Member of the Provincial Assembly of the Punjab
- In office 2002–2021

Personal details
- Born: November 1, 1951 Khushab District, Punjab, Pakistan
- Died: March 12, 2021 (age 70)
- Party: Pakistan Muslim League (N)

= Malik Muhammad Waris Kallu =

Pakistani politician (1951–2021)

Punjab Assembly Lahore

Malik Muhammad Waris Kallu (Punjabi, ; November 1, 1951 – March 12, 2021), also known by the name of Waris Shad, was a Pakistani politician from Khushab District. who was a Member of the Provincial Assembly of the Punjab, from 2002 to 12 March 2021.

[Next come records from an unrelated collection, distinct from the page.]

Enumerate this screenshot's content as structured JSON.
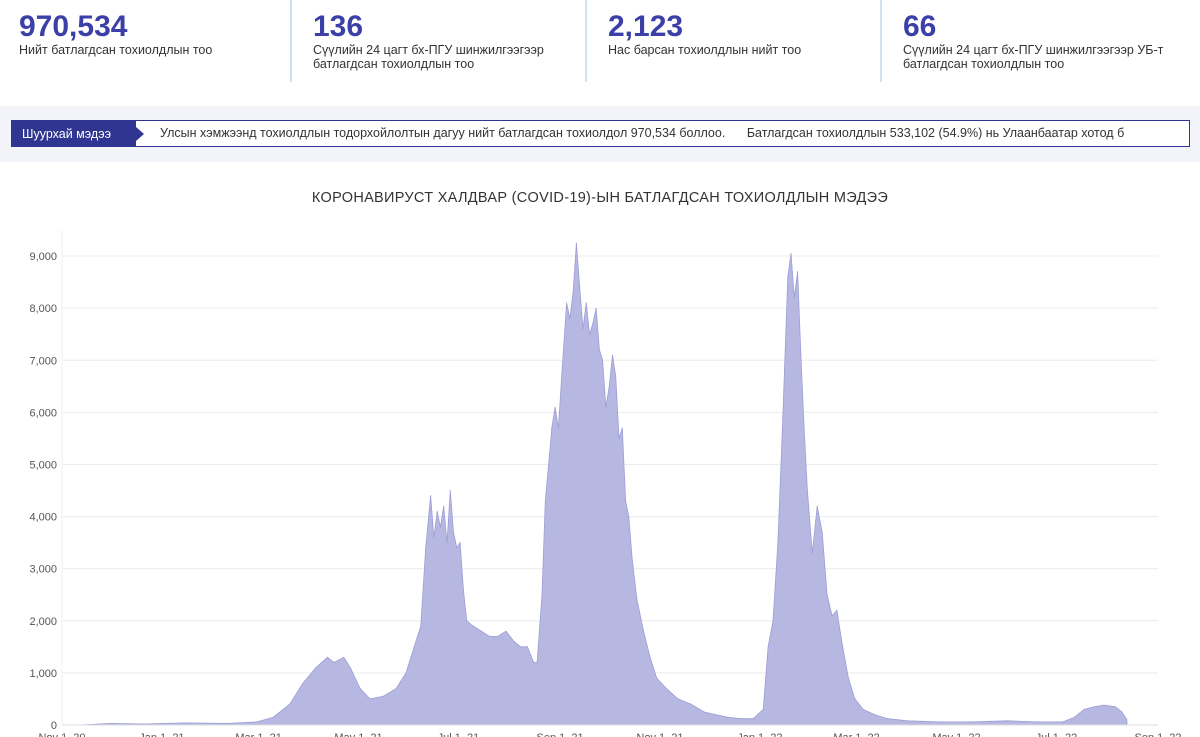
{
  "stats": [
    {
      "value": "970,534",
      "label1": "Нийт батлагдсан тохиолдлын тоо",
      "label2": ""
    },
    {
      "value": "136",
      "label1": "Сүүлийн 24 цагт бх-ПГУ шинжилгээгээр",
      "label2": "батлагдсан тохиолдлын тоо"
    },
    {
      "value": "2,123",
      "label1": "Нас барсан тохиолдлын нийт тоо",
      "label2": ""
    },
    {
      "value": "66",
      "label1": "Сүүлийн 24 цагт бх-ПГУ шинжилгээгээр УБ-т",
      "label2": "батлагдсан тохиолдлын тоо"
    }
  ],
  "ticker": {
    "tag": "Шуурхай мэдээ",
    "messages": [
      "Улсын хэмжээнд тохиолдлын тодорхойлолтын дагуу нийт батлагдсан тохиолдол 970,534 боллоо.",
      "Батлагдсан тохиолдлын 533,102 (54.9%) нь Улаанбаатар хотод б"
    ]
  },
  "colors": {
    "accent": "#3b3fa8",
    "area": "#b7b8e2",
    "area_line": "#9c9ed6",
    "grid": "#ececec"
  },
  "chart_data": {
    "type": "area",
    "title": "КОРОНАВИРУСТ ХАЛДВАР (COVID-19)-ЫН БАТЛАГДСАН ТОХИОЛДЛЫН МЭДЭЭ",
    "xlabel": "",
    "ylabel": "",
    "ylim": [
      0,
      9500
    ],
    "yticks": [
      0,
      1000,
      2000,
      3000,
      4000,
      5000,
      6000,
      7000,
      8000,
      9000
    ],
    "ytick_labels": [
      "0",
      "1,000",
      "2,000",
      "3,000",
      "4,000",
      "5,000",
      "6,000",
      "7,000",
      "8,000",
      "9,000"
    ],
    "xlim": [
      "2020-11-01",
      "2022-09-01"
    ],
    "xticks": [
      {
        "date": "2020-11-01",
        "label": "Nov 1, 20"
      },
      {
        "date": "2021-01-01",
        "label": "Jan 1, 21"
      },
      {
        "date": "2021-03-01",
        "label": "Mar 1, 21"
      },
      {
        "date": "2021-05-01",
        "label": "May 1, 21"
      },
      {
        "date": "2021-07-01",
        "label": "Jul 1, 21"
      },
      {
        "date": "2021-09-01",
        "label": "Sep 1, 21"
      },
      {
        "date": "2021-11-01",
        "label": "Nov 1, 21"
      },
      {
        "date": "2022-01-01",
        "label": "Jan 1, 22"
      },
      {
        "date": "2022-03-01",
        "label": "Mar 1, 22"
      },
      {
        "date": "2022-05-01",
        "label": "May 1, 22"
      },
      {
        "date": "2022-07-01",
        "label": "Jul 1, 22"
      },
      {
        "date": "2022-09-01",
        "label": "Sep 1, 22"
      }
    ],
    "grid": true,
    "series": [
      {
        "points": [
          [
            "2020-11-12",
            0
          ],
          [
            "2020-12-01",
            30
          ],
          [
            "2020-12-20",
            20
          ],
          [
            "2021-01-15",
            40
          ],
          [
            "2021-02-10",
            30
          ],
          [
            "2021-02-28",
            60
          ],
          [
            "2021-03-10",
            150
          ],
          [
            "2021-03-20",
            400
          ],
          [
            "2021-03-28",
            800
          ],
          [
            "2021-04-05",
            1100
          ],
          [
            "2021-04-12",
            1300
          ],
          [
            "2021-04-16",
            1200
          ],
          [
            "2021-04-22",
            1300
          ],
          [
            "2021-04-26",
            1100
          ],
          [
            "2021-05-02",
            700
          ],
          [
            "2021-05-08",
            500
          ],
          [
            "2021-05-16",
            550
          ],
          [
            "2021-05-24",
            700
          ],
          [
            "2021-05-30",
            1000
          ],
          [
            "2021-06-04",
            1500
          ],
          [
            "2021-06-08",
            1900
          ],
          [
            "2021-06-11",
            3400
          ],
          [
            "2021-06-14",
            4400
          ],
          [
            "2021-06-16",
            3600
          ],
          [
            "2021-06-18",
            4100
          ],
          [
            "2021-06-20",
            3800
          ],
          [
            "2021-06-22",
            4200
          ],
          [
            "2021-06-24",
            3500
          ],
          [
            "2021-06-26",
            4500
          ],
          [
            "2021-06-28",
            3700
          ],
          [
            "2021-06-30",
            3400
          ],
          [
            "2021-07-02",
            3500
          ],
          [
            "2021-07-04",
            2600
          ],
          [
            "2021-07-06",
            2000
          ],
          [
            "2021-07-10",
            1900
          ],
          [
            "2021-07-15",
            1800
          ],
          [
            "2021-07-20",
            1700
          ],
          [
            "2021-07-25",
            1700
          ],
          [
            "2021-07-30",
            1800
          ],
          [
            "2021-08-04",
            1600
          ],
          [
            "2021-08-08",
            1500
          ],
          [
            "2021-08-12",
            1500
          ],
          [
            "2021-08-16",
            1200
          ],
          [
            "2021-08-18",
            1200
          ],
          [
            "2021-08-21",
            2500
          ],
          [
            "2021-08-23",
            4300
          ],
          [
            "2021-08-25",
            5000
          ],
          [
            "2021-08-27",
            5700
          ],
          [
            "2021-08-29",
            6100
          ],
          [
            "2021-08-31",
            5700
          ],
          [
            "2021-09-02",
            6700
          ],
          [
            "2021-09-05",
            8100
          ],
          [
            "2021-09-07",
            7800
          ],
          [
            "2021-09-09",
            8300
          ],
          [
            "2021-09-11",
            9250
          ],
          [
            "2021-09-13",
            8400
          ],
          [
            "2021-09-15",
            7600
          ],
          [
            "2021-09-17",
            8100
          ],
          [
            "2021-09-19",
            7500
          ],
          [
            "2021-09-21",
            7700
          ],
          [
            "2021-09-23",
            8000
          ],
          [
            "2021-09-25",
            7200
          ],
          [
            "2021-09-27",
            7000
          ],
          [
            "2021-09-29",
            6100
          ],
          [
            "2021-10-01",
            6500
          ],
          [
            "2021-10-03",
            7100
          ],
          [
            "2021-10-05",
            6700
          ],
          [
            "2021-10-07",
            5500
          ],
          [
            "2021-10-09",
            5700
          ],
          [
            "2021-10-11",
            4300
          ],
          [
            "2021-10-13",
            4000
          ],
          [
            "2021-10-15",
            3200
          ],
          [
            "2021-10-18",
            2400
          ],
          [
            "2021-10-22",
            1800
          ],
          [
            "2021-10-26",
            1300
          ],
          [
            "2021-10-30",
            900
          ],
          [
            "2021-11-05",
            700
          ],
          [
            "2021-11-12",
            500
          ],
          [
            "2021-11-20",
            400
          ],
          [
            "2021-11-28",
            250
          ],
          [
            "2021-12-05",
            200
          ],
          [
            "2021-12-12",
            150
          ],
          [
            "2021-12-20",
            120
          ],
          [
            "2021-12-28",
            120
          ],
          [
            "2022-01-03",
            300
          ],
          [
            "2022-01-06",
            1500
          ],
          [
            "2022-01-09",
            2000
          ],
          [
            "2022-01-12",
            3500
          ],
          [
            "2022-01-15",
            5900
          ],
          [
            "2022-01-18",
            8600
          ],
          [
            "2022-01-20",
            9050
          ],
          [
            "2022-01-22",
            8200
          ],
          [
            "2022-01-24",
            8700
          ],
          [
            "2022-01-26",
            7100
          ],
          [
            "2022-01-28",
            5700
          ],
          [
            "2022-01-30",
            4500
          ],
          [
            "2022-02-02",
            3300
          ],
          [
            "2022-02-05",
            4200
          ],
          [
            "2022-02-08",
            3700
          ],
          [
            "2022-02-11",
            2500
          ],
          [
            "2022-02-14",
            2100
          ],
          [
            "2022-02-17",
            2200
          ],
          [
            "2022-02-20",
            1600
          ],
          [
            "2022-02-24",
            900
          ],
          [
            "2022-02-28",
            500
          ],
          [
            "2022-03-05",
            300
          ],
          [
            "2022-03-12",
            200
          ],
          [
            "2022-03-20",
            120
          ],
          [
            "2022-04-01",
            80
          ],
          [
            "2022-04-20",
            60
          ],
          [
            "2022-05-10",
            60
          ],
          [
            "2022-06-01",
            80
          ],
          [
            "2022-06-20",
            60
          ],
          [
            "2022-07-05",
            60
          ],
          [
            "2022-07-12",
            150
          ],
          [
            "2022-07-18",
            300
          ],
          [
            "2022-07-24",
            350
          ],
          [
            "2022-07-30",
            380
          ],
          [
            "2022-08-06",
            350
          ],
          [
            "2022-08-10",
            250
          ],
          [
            "2022-08-13",
            100
          ]
        ]
      }
    ]
  }
}
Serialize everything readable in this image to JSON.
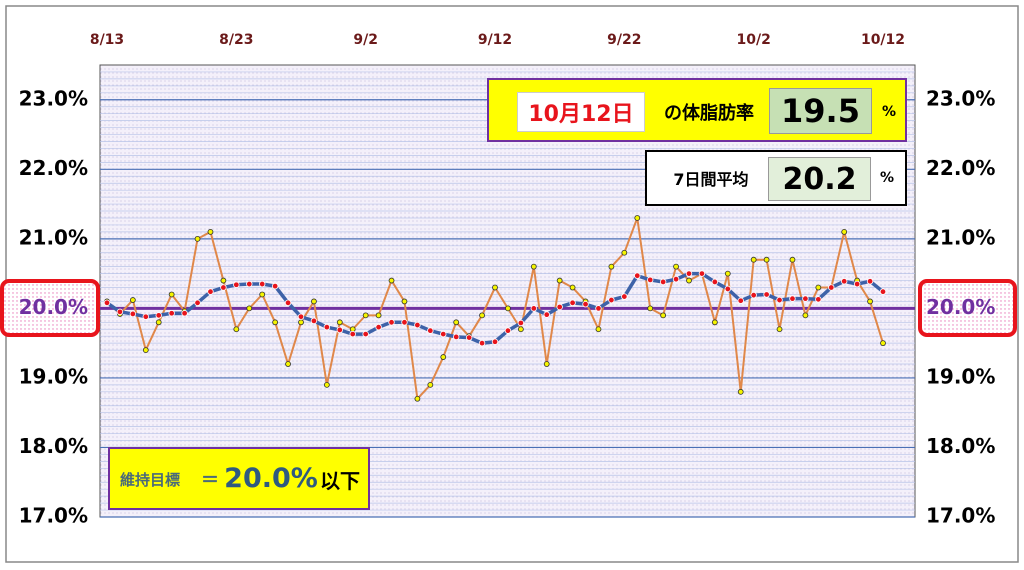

==Early life and education==
Waris Kallu was born in Khushab District. He got the degree of Bachelor of Arts and the degree of Bachelor of Laws in 1976 from Punjab University Law College. He passed CSS examination in 1982.

==Political career==
He started his political career under the mentorship of ex provincial minister Malik Khuda Baksh Tiwana and his independent "Awami group". He was considered to be the right-hand man of the senior minister as he introduced him into politics of Khushab as Mr. Kallu had no previous history in politics and worked in a bank. He was elected to the Provincial Assembly of the Punjab as an independent candidate from Constituency PP-42 (Khushab-IV) in the 2002 Pakistani general election. He received 41,863 votes and defeated Sardar Shuja Muhammad Khan, a candidate of Pakistan Muslim League (Q) (PML-Q).

He was re-elected to the Provincial Assembly of the Punjab as an independent candidate of Awami group from Constituency PP-42 (Khushab-IV) in the 2008 Pakistani general election. He received 42,093 votes and defeated Syed Zulqarnain Shah, an independent candidate, Syed Zulqarnain Shah.
However, after winning the elections under Awami group's platform the 2008 elections, he left his political mentor Malik Khuda Baksh Tiwana and joined the rival group of Malik Shakir Basheer Awan. Since 2008, he has been a critic of Tiwanas i.e. the people who taught him politics and in 2013 contested elections against them.
He was re-elected to the Provincial Assembly of the Punjab as a candidate of Pakistan Muslim League (N) (PML-N) from Constituency PP-42 (Khushab-IV) in the 2013 Pakistani general election. He received 50,616 votes on PMLN ticket and defeated an independent candidate, Malik Khuda Bukhsh Tiwana who received 50,148 votes. The results of this election remain controversial as despite winning by a narrow margin of 300 votes, there was no re counting. His rivals accuse him of rigging and the case was won by Malik waris kallu with his son Barrister Moazzam sher kallu in The Supreme Court of the Pakistan.

He was re-elected to the Provincial Assembly of the Punjab as a candidate of PML-N from Constituency PP-84 (Khushab-III) in the 2018 Pakistani general election. Following his successful election, PML-N named him for the office of Deputy Speaker of the Punjab Assembly. On 16 August 2018, he received 159 votes and lost the seat to Dost Muhammad Mazari who secured 187 votes.

He was re-elected to Provincial Assembly of the Punjab as a candidate of PML-N from Constituency PP-84 (Khushab-III) in the 2018 Pakistani general election. He died on 12 March 2021 And his son Barrister Moazzam sher kallu was elected as the member of the Provincial Assembly of the Punjab.